(5) Aiming accuracy.—How superior is a weapon which need strike only within a number of miles in order to destroy its target over one which must strike within 1 or 2 miles?

(6) Psychology.—As compared with the A-bomb, to what extent might the H-bomb impair an enemy’s will to resist and accelerate recognition of defeat?

(7) Tactical employment.—What is the relative value of A-bombs and H-bombs in tactical situations—when used against troops in the field, guerrilla fighters, forces preparing for amphibious invasion, a fleet, a string of air strips or submarine bases, atomic facilities, underground installations, etc.?

(8) Definition of “military effectiveness.”—Would the use of H-bombs to destroy large urban centers containing no armaments plants have no “military effectiveness,” or would such destruction aid the attacker and therefore represent “militarily effective” use of the weapon? Is it possible to distinguish, in an era of total war, between “military” and “nonmilitary” targets?

AUTHOR’S COMMENT

The answer to (1) becomes obvious in light of the answers to (2), (3), (4), (5), and (6), all of which must be considered together. We know that a standard H-bomb would be the equal to ten nominal A-bombs in its power to destroy by blast and to as many as thirty A-bombs in its incendiary effects. In terms of total area, the H-bomb can destroy by blast an area of more than 300 square miles, as compared with an area of only ten square miles for the nominal A-bomb, and more than 1,200 square miles by fire and burns, as compared with only four square miles for the early A-bomb model. As for neutron economy, we have seen that this vast increase in power could be achieved at a cost in fissionable A-bomb material possibly as low as one twelfth, and no higher, at the most, than the plutonium required (according to Professor Oliphant’s estimate) for just one A-bomb. It thus becomes obvious that such a weapon not only is much cheaper, in terms of destruction and cost of materials, than the conventional A-bomb, but is much more easily and safely delivered, since it would still be highly effective as a blasting weapon if exploded more than five miles from its target, while as an incendiary it would still be highly effective as far as fifteen miles away. Hence there can be no question that H-bombs vastly excel A-bombs in permitting a highly destructive attack to be compressed in time, and that its psychological effect in impairing an enemy’s will to resist is also incalculably greater.

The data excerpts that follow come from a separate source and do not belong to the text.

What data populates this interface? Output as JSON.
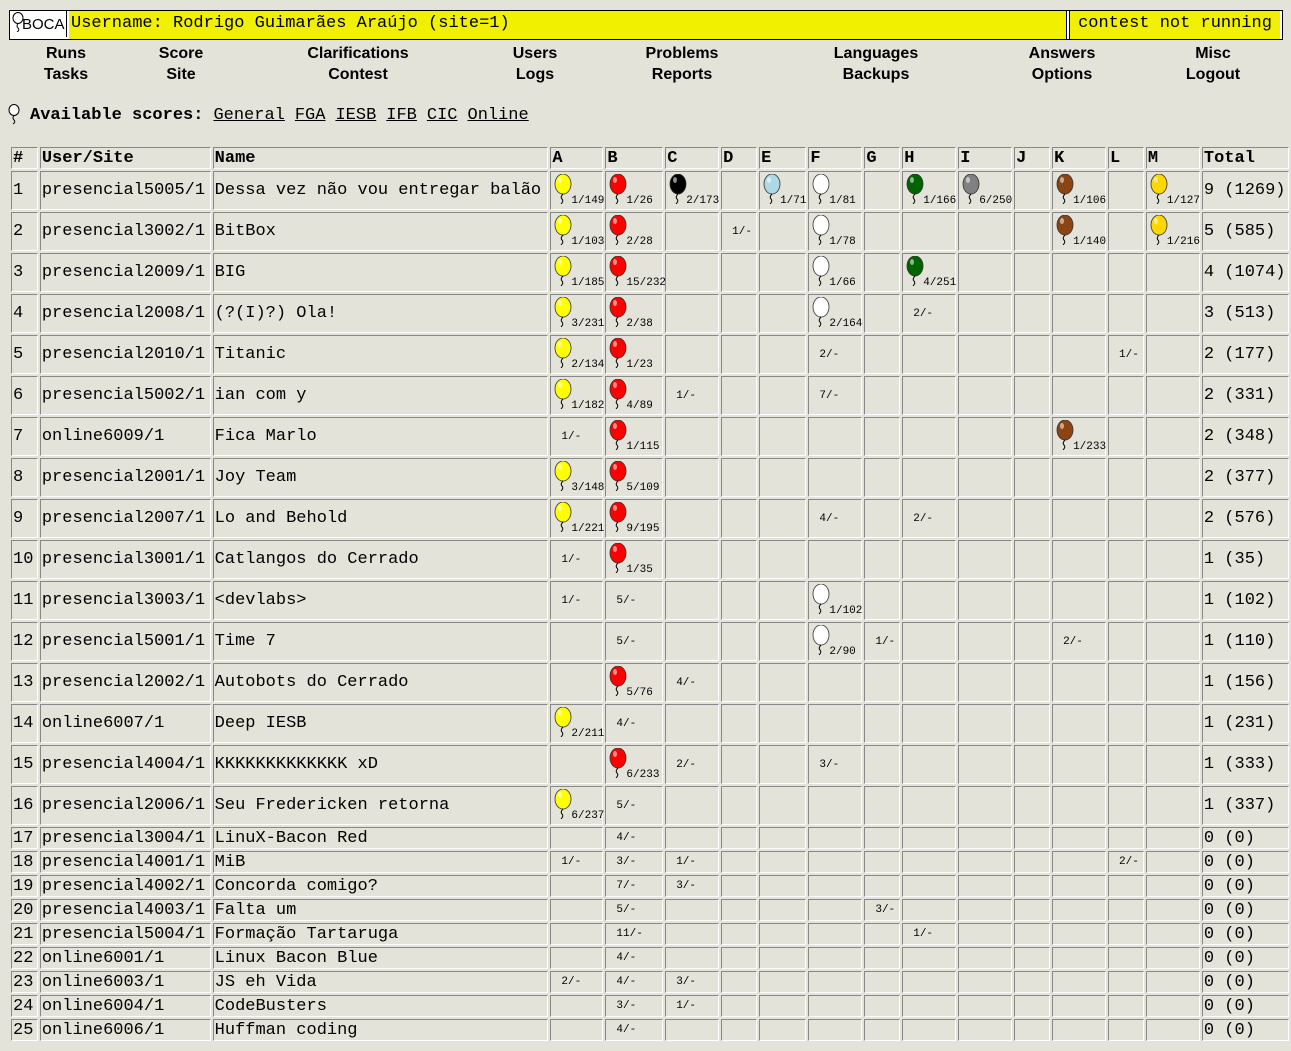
{
  "app": {
    "logo_text": "BOCA",
    "user_label": "Username: Rodrigo Guimarães Araújo (site=1)",
    "status": "contest not running"
  },
  "menu": [
    [
      "Runs",
      "Tasks"
    ],
    [
      "Score",
      "Site"
    ],
    [
      "Clarifications",
      "Contest"
    ],
    [
      "Users",
      "Logs"
    ],
    [
      "Problems",
      "Reports"
    ],
    [
      "Languages",
      "Backups"
    ],
    [
      "Answers",
      "Options"
    ],
    [
      "Misc",
      "Logout"
    ]
  ],
  "scores": {
    "label": "Available scores:",
    "links": [
      "General",
      "FGA",
      "IESB",
      "IFB",
      "CIC",
      "Online"
    ]
  },
  "table": {
    "headers": [
      "#",
      "User/Site",
      "Name",
      "A",
      "B",
      "C",
      "D",
      "E",
      "F",
      "G",
      "H",
      "I",
      "J",
      "K",
      "L",
      "M",
      "Total"
    ],
    "problem_colors": {
      "A": "#ffff00",
      "B": "#ff0000",
      "C": "#000000",
      "D": "#ffffff",
      "E": "#add8e6",
      "F": "#ffffff",
      "G": "#ffffff",
      "H": "#006400",
      "I": "#808080",
      "J": "#ffffff",
      "K": "#8b4513",
      "L": "#ffffff",
      "M": "#ffd700"
    },
    "rows": [
      {
        "rank": "1",
        "user": "presencial5005/1",
        "name": "Dessa vez não vou entregar balão",
        "cells": {
          "A": "1/149*",
          "B": "1/26*",
          "C": "2/173*",
          "E": "1/71*",
          "F": "1/81*",
          "H": "1/166*",
          "I": "6/250*",
          "K": "1/106*",
          "M": "1/127*"
        },
        "total": "9 (1269)"
      },
      {
        "rank": "2",
        "user": "presencial3002/1",
        "name": "BitBox",
        "cells": {
          "A": "1/103*",
          "B": "2/28*",
          "D": "1/-",
          "F": "1/78*",
          "K": "1/140*",
          "M": "1/216*"
        },
        "total": "5 (585)"
      },
      {
        "rank": "3",
        "user": "presencial2009/1",
        "name": "BIG",
        "cells": {
          "A": "1/185*",
          "B": "15/232*",
          "F": "1/66*",
          "H": "4/251*"
        },
        "total": "4 (1074)"
      },
      {
        "rank": "4",
        "user": "presencial2008/1",
        "name": "(?(I)?) Ola!",
        "cells": {
          "A": "3/231*",
          "B": "2/38*",
          "F": "2/164*",
          "H": "2/-"
        },
        "total": "3 (513)"
      },
      {
        "rank": "5",
        "user": "presencial2010/1",
        "name": "Titanic",
        "cells": {
          "A": "2/134*",
          "B": "1/23*",
          "F": "2/-",
          "L": "1/-"
        },
        "total": "2 (177)"
      },
      {
        "rank": "6",
        "user": "presencial5002/1",
        "name": "ian com y",
        "cells": {
          "A": "1/182*",
          "B": "4/89*",
          "C": "1/-",
          "F": "7/-"
        },
        "total": "2 (331)"
      },
      {
        "rank": "7",
        "user": "online6009/1",
        "name": "Fica Marlo",
        "cells": {
          "A": "1/-",
          "B": "1/115*",
          "K": "1/233*"
        },
        "total": "2 (348)"
      },
      {
        "rank": "8",
        "user": "presencial2001/1",
        "name": "Joy Team",
        "cells": {
          "A": "3/148*",
          "B": "5/109*"
        },
        "total": "2 (377)"
      },
      {
        "rank": "9",
        "user": "presencial2007/1",
        "name": "Lo and Behold",
        "cells": {
          "A": "1/221*",
          "B": "9/195*",
          "F": "4/-",
          "H": "2/-"
        },
        "total": "2 (576)"
      },
      {
        "rank": "10",
        "user": "presencial3001/1",
        "name": "Catlangos do Cerrado",
        "cells": {
          "A": "1/-",
          "B": "1/35*"
        },
        "total": "1 (35)"
      },
      {
        "rank": "11",
        "user": "presencial3003/1",
        "name": "<devlabs>",
        "cells": {
          "A": "1/-",
          "B": "5/-",
          "F": "1/102*"
        },
        "total": "1 (102)"
      },
      {
        "rank": "12",
        "user": "presencial5001/1",
        "name": "Time 7",
        "cells": {
          "B": "5/-",
          "F": "2/90*",
          "G": "1/-",
          "K": "2/-"
        },
        "total": "1 (110)"
      },
      {
        "rank": "13",
        "user": "presencial2002/1",
        "name": "Autobots do Cerrado",
        "cells": {
          "B": "5/76*",
          "C": "4/-"
        },
        "total": "1 (156)"
      },
      {
        "rank": "14",
        "user": "online6007/1",
        "name": "Deep IESB",
        "cells": {
          "A": "2/211*",
          "B": "4/-"
        },
        "total": "1 (231)"
      },
      {
        "rank": "15",
        "user": "presencial4004/1",
        "name": "KKKKKKKKKKKKK xD",
        "cells": {
          "B": "6/233*",
          "C": "2/-",
          "F": "3/-"
        },
        "total": "1 (333)"
      },
      {
        "rank": "16",
        "user": "presencial2006/1",
        "name": "Seu Fredericken retorna",
        "cells": {
          "A": "6/237*",
          "B": "5/-"
        },
        "total": "1 (337)"
      },
      {
        "rank": "17",
        "user": "presencial3004/1",
        "name": "LinuX-Bacon Red",
        "cells": {
          "B": "4/-"
        },
        "total": "0 (0)"
      },
      {
        "rank": "18",
        "user": "presencial4001/1",
        "name": "MiB",
        "cells": {
          "A": "1/-",
          "B": "3/-",
          "C": "1/-",
          "L": "2/-"
        },
        "total": "0 (0)"
      },
      {
        "rank": "19",
        "user": "presencial4002/1",
        "name": "Concorda comigo?",
        "cells": {
          "B": "7/-",
          "C": "3/-"
        },
        "total": "0 (0)"
      },
      {
        "rank": "20",
        "user": "presencial4003/1",
        "name": "Falta um",
        "cells": {
          "B": "5/-",
          "G": "3/-"
        },
        "total": "0 (0)"
      },
      {
        "rank": "21",
        "user": "presencial5004/1",
        "name": "Formação Tartaruga",
        "cells": {
          "B": "11/-",
          "H": "1/-"
        },
        "total": "0 (0)"
      },
      {
        "rank": "22",
        "user": "online6001/1",
        "name": "Linux Bacon Blue",
        "cells": {
          "B": "4/-"
        },
        "total": "0 (0)"
      },
      {
        "rank": "23",
        "user": "online6003/1",
        "name": "JS eh Vida",
        "cells": {
          "A": "2/-",
          "B": "4/-",
          "C": "3/-"
        },
        "total": "0 (0)"
      },
      {
        "rank": "24",
        "user": "online6004/1",
        "name": "CodeBusters",
        "cells": {
          "B": "3/-",
          "C": "1/-"
        },
        "total": "0 (0)"
      },
      {
        "rank": "25",
        "user": "online6006/1",
        "name": "Huffman coding",
        "cells": {
          "B": "4/-"
        },
        "total": "0 (0)"
      }
    ]
  }
}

Its vastly greater range of destructiveness, its economy of material, and its surer delivery also make the H-bomb vastly superior to the A-bomb as a tactical weapon. Neither the H-bomb nor the A-bomb appears to be practical for use against guerrilla fighters, except possibly as a threat.

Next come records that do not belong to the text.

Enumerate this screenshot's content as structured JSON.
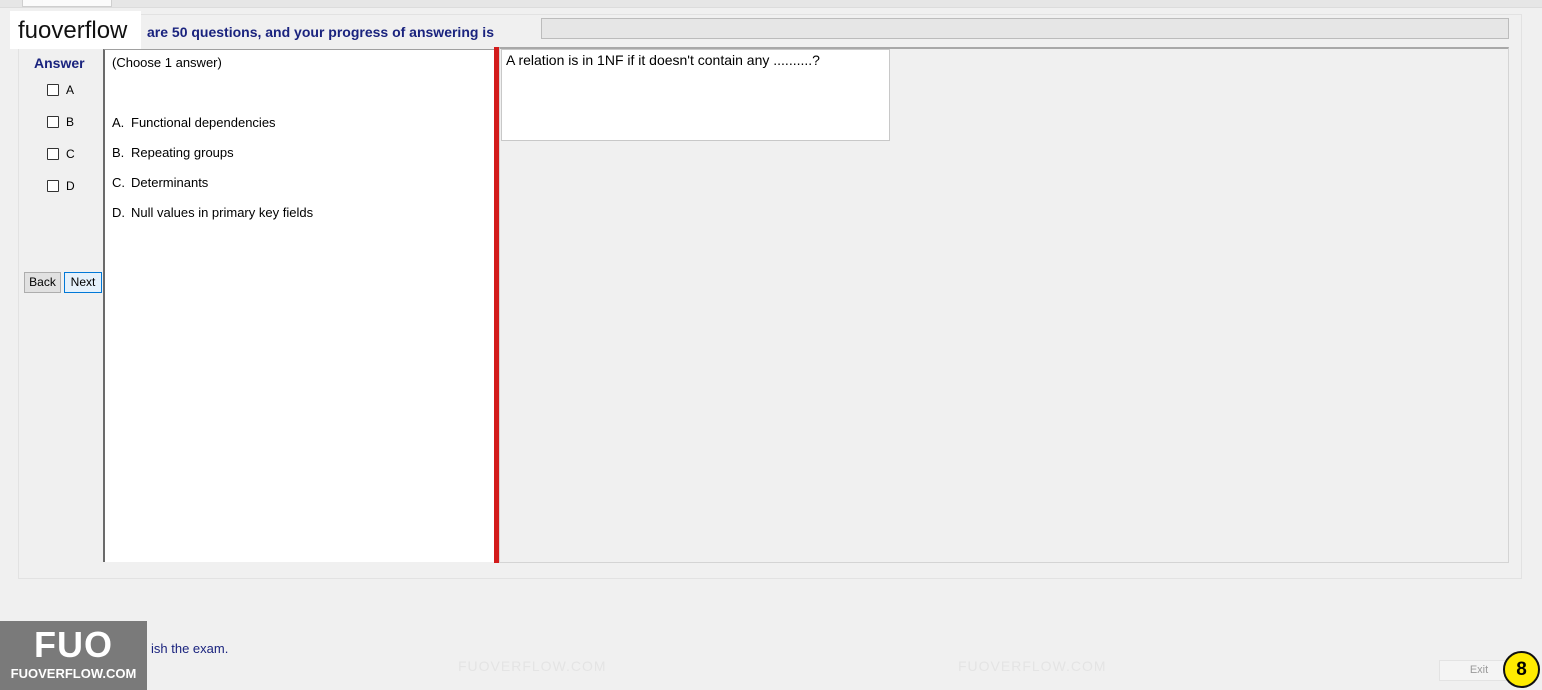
{
  "app": {
    "logo_text": "fuoverflow"
  },
  "progress": {
    "label": "are 50 questions, and your progress of answering is",
    "fraction": 0.0
  },
  "answer_sheet": {
    "title": "Answer",
    "options": [
      {
        "letter": "A",
        "checked": false
      },
      {
        "letter": "B",
        "checked": false
      },
      {
        "letter": "C",
        "checked": false
      },
      {
        "letter": "D",
        "checked": false
      }
    ],
    "back_label": "Back",
    "next_label": "Next"
  },
  "answers_panel": {
    "instruction": "(Choose 1 answer)",
    "answers": [
      {
        "letter": "A.",
        "text": "Functional dependencies"
      },
      {
        "letter": "B.",
        "text": "Repeating groups"
      },
      {
        "letter": "C.",
        "text": "Determinants"
      },
      {
        "letter": "D.",
        "text": "Null values in primary key fields"
      }
    ]
  },
  "question": {
    "text": "A relation is in 1NF if it doesn't contain any ..........?"
  },
  "watermark": {
    "text": "FUOVERFLOW.COM"
  },
  "footer": {
    "finish_label": "ish the exam.",
    "exit_label": "Exit",
    "badge_big": "FUO",
    "badge_small": "FUOVERFLOW.COM",
    "page_number": "8"
  },
  "colors": {
    "accent_navy": "#1a237e",
    "splitter_red": "#d21b1b",
    "badge_yellow": "#ffeb00",
    "next_focus_blue": "#0078d7"
  },
  "icons": {
    "answer_checkbox": "checkbox-icon",
    "finish_checkbox": "checkbox-icon"
  }
}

As already discussed at length in Chapter III, there could be no possible justification, on moral as well as military grounds, for using the H-bomb as a strategic weapon to destroy large urban centers, especially those containing no armaments plants, except in retaliation for such use against us or our allies.

2. If the H-bomb is deemed to be decisive or far more dangerous than the A-bomb, should international control of hydrogen weapons take priority over control of ordinary atomic weapons? Should the United States propose a separate plan exclusively designed to regulate H-bombs?

The official United Nations proposals for international control of atomic energy apparently involve the assumption that A-bombs are so unique technically and so menacing as to set them apart from conventional weapons and to justify separate consideration in the United Nations and a separate regulatory system. If the step from A-bombs to H-bombs is considered to be as great as the step from conventional weapons to A-bombs, does it follow that hydrogen warfare should become the subject of a separate control proposal and should receive separate consideration in the United Nations?